Radiciem i napastnikiem. Ajax dużo klepie piłkę ale na 1 kontrę można go było ograć w dwumeczu
Rado, Niko czy Prijovic… Najbardziej w tym dwumeczu zabraklo Moulina 🙂 Na pewnym poziomie nie da sie konstruowac skladnych akcji, jesli w druzynie jest jeden zawodnik z dobra kontrola pilki (Vadis), gosciu sie przeciez nie rozdwoi i nie bedzie jednoczesnie konstruktorem akcji w ofensywie i wyprowadzaczem pilki z defensywy 😀 (chociaz chyba probowal)
Ja się zastanawiam czy Magiera,po początkowym efekcie nowej miotły,który notabene nastepuje zazwyczaj po przyjsciu nowego szkoleniowca,przy jego brak doświadczenia im dalej w sezon,nie zacznie się gubić w tym co robi.Jak dla mnie pierwsze efekty tego juz sa widoczne.

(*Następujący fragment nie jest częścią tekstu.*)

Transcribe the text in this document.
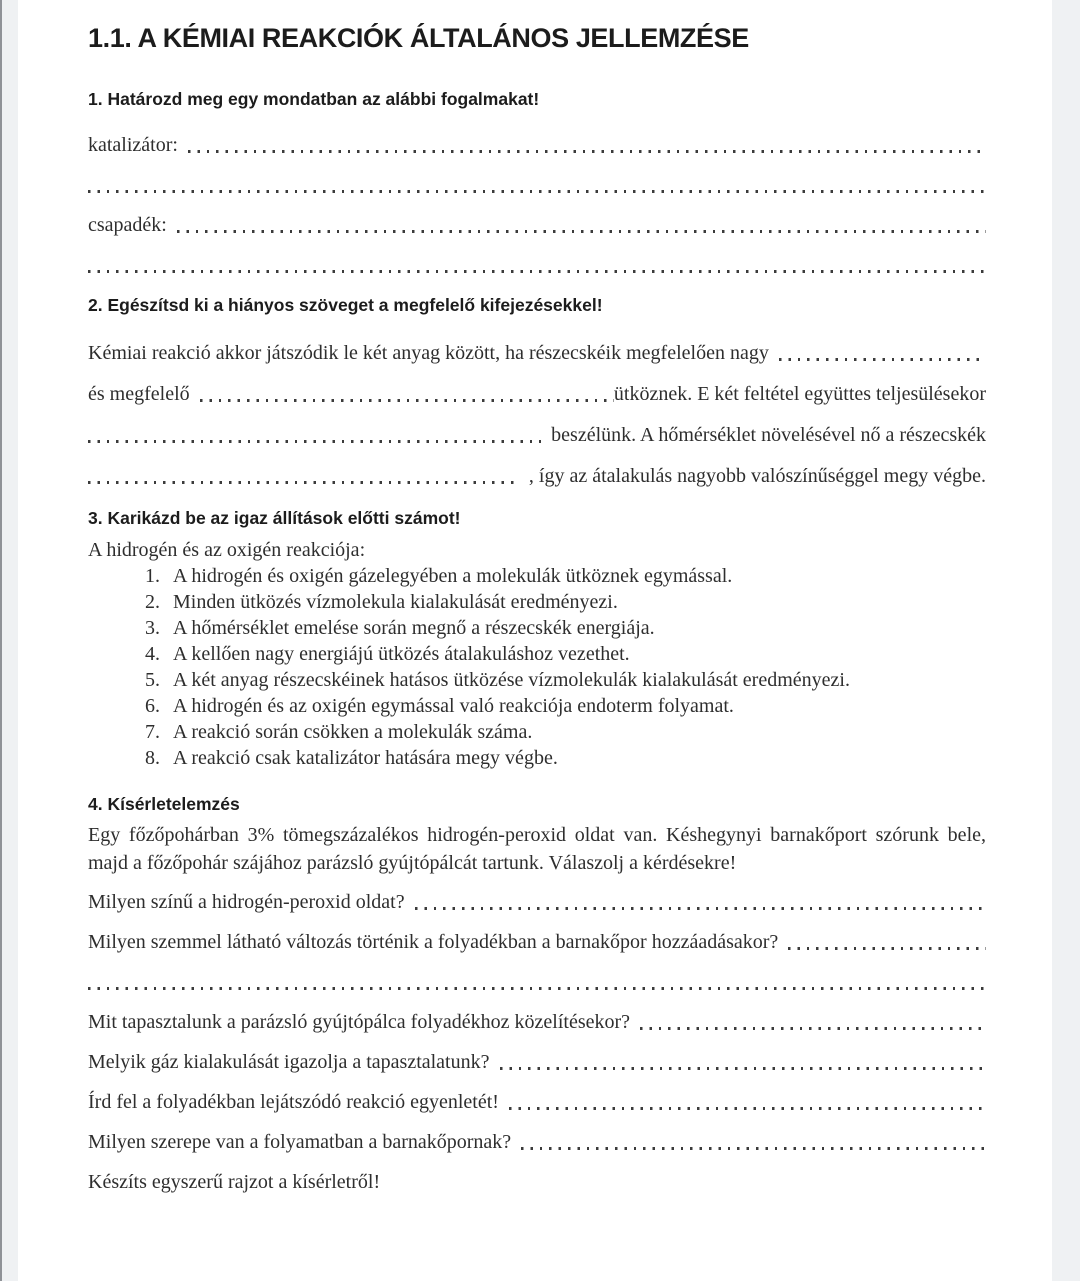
1.1. A KÉMIAI REAKCIÓK ÁLTALÁNOS JELLEMZÉSE
1. Határozd meg egy mondatban az alábbi fogalmakat!
katalizátor:
csapadék:
2. Egészítsd ki a hiányos szöveget a megfelelő kifejezésekkel!
Kémiai reakció akkor játszódik le két anyag között, ha részecskéik megfelelően nagy
és megfelelő	ütköznek. E két feltétel együttes teljesülésekor
beszélünk. A hőmérséklet növelésével nő a részecskék
, így az átalakulás nagyobb valószínűséggel megy végbe.
3. Karikázd be az igaz állítások előtti számot!

A hidrogén és az oxigén reakciója:

1. A hidrogén és oxigén gázelegyében a molekulák ütköznek egymással.
2. Minden ütközés vízmolekula kialakulását eredményezi.
3. A hőmérséklet emelése során megnő a részecskék energiája.
4. A kellően nagy energiájú ütközés átalakuláshoz vezethet.
5. A két anyag részecskéinek hatásos ütközése vízmolekulák kialakulását eredményezi.
6. A hidrogén és az oxigén egymással való reakciója endoterm folyamat.
7. A reakció során csökken a molekulák száma.
8. A reakció csak katalizátor hatására megy végbe.
4. Kísérletelemzés

Egy főzőpohárban 3% tömegszázalékos hidrogén-peroxid oldat van. Késhegynyi barnakőport szórunk bele, majd a főzőpohár szájához parázsló gyújtópálcát tartunk. Válaszolj a kérdésekre!

Milyen színű a hidrogén-peroxid oldat?
Milyen szemmel látható változás történik a folyadékban a barnakőpor hozzáadásakor?
Mit tapasztalunk a parázsló gyújtópálca folyadékhoz közelítésekor?
Melyik gáz kialakulását igazolja a tapasztalatunk?
Írd fel a folyadékban lejátszódó reakció egyenletét!
Milyen szerepe van a folyamatban a barnakőpornak?

Készíts egyszerű rajzot a kísérletről!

Danie opaski kapitana Kopczyńskiemu,w momencie gdy na boisku jest chocby Pazdan, nie wspominajac o nastepnych paru innych ktorzy bardziej na to zasluguja to jest jakies skurwysyństwo i mysle ze paru graczy legii,nie puści tego faktu od tak,to jest jawny policzke dla nich.
Tydzien temu z Ruchem z kolei tez nieracjonalny ruch z jego strony i zestawil srodek pomocy z dzieciakow,nie dosc ze Kopczyński gra totalny piach i jest na sile promowany przez niego to jeszcze dolozy nastepnego gowno grajka z juniorow.
Opaska dla Kopczyńskiego to dziwna sprawa. Niby gość jest w Legi wiele lat, ale nigdy nie był wiodącą postacią. Nie sądzę też żeby był ważnym człowiekiem w szatni. Charyzma też od niego nie bije. Umiejętnościami też do Legii niezbyt pasuje. Może Magiera chciał podbudować chłopaka? Ale tak się chyba tego nie robi.
Nie kibicuję Legii, ale jestem cholernie ciekaw reszty sezonu w ich wykonaniu i tego co pokaże trener Magiera. Tak dobrej i przychylnej prasy nie miał w Polsce, na wejściu chyba żaden trener.
Zaden prezes do tej pory nie wypracowal tak dobrych relacji z warszawska prasa jak Lesnodorski. Znanymi tylko sobie metodami.
Moulin i Vadis to zawodnicy grubo za dobrzy na Ekstraklase, jesli do konca sezonu zaden z nich nie zlapie kontuzji i beda wychodzic razem na boisko to Magiera moze byc spokojny 🙂
Dla nas dziwna sprawa, a dla magiery nie. Musi być przyczyna jakaś, że kapitanem jest Kopczyński a nie ktoś ze starszyzny. Ciekawy jestem, czy piłkarze chcą zwolnić Magierę czy nie. Już raz im się to udało z Hasim. więc czują się mocni.
jesienia Magiera ich glaskal po glowce i sie podlzywal, wiec sie starali. Chyba jednak lekko mu sodowa odbija (co widac po wypowiedziach w prasie) wiec kwestia czasu jak go pilkarzyki ustawia do pionu.
Treść usunięta
Koralikowi dupe pękneła
Punkt 11…
Tak z ciekawości – od ilu lat Rado stosuje ten sam zwód? Pewnie nikt się na to już nie nabiera…
ponoc lesnodorski oraz autorzy z weszlo wciaz sie nabieraja na ten jego wzwod…
31. Dariusz Mioduski cieszy się z przegranej własnego klubu.
32. Daryjusz Mioduski wydaje oświadczenie, że on chciał dobrze ale to współpracownicy zawinili.
33. Dariusz Mioduski korzystając z okazji zawiera w Holandii związek partnerski ze swoim wieloletnim kochankiem Zbigniewem Hołdysem.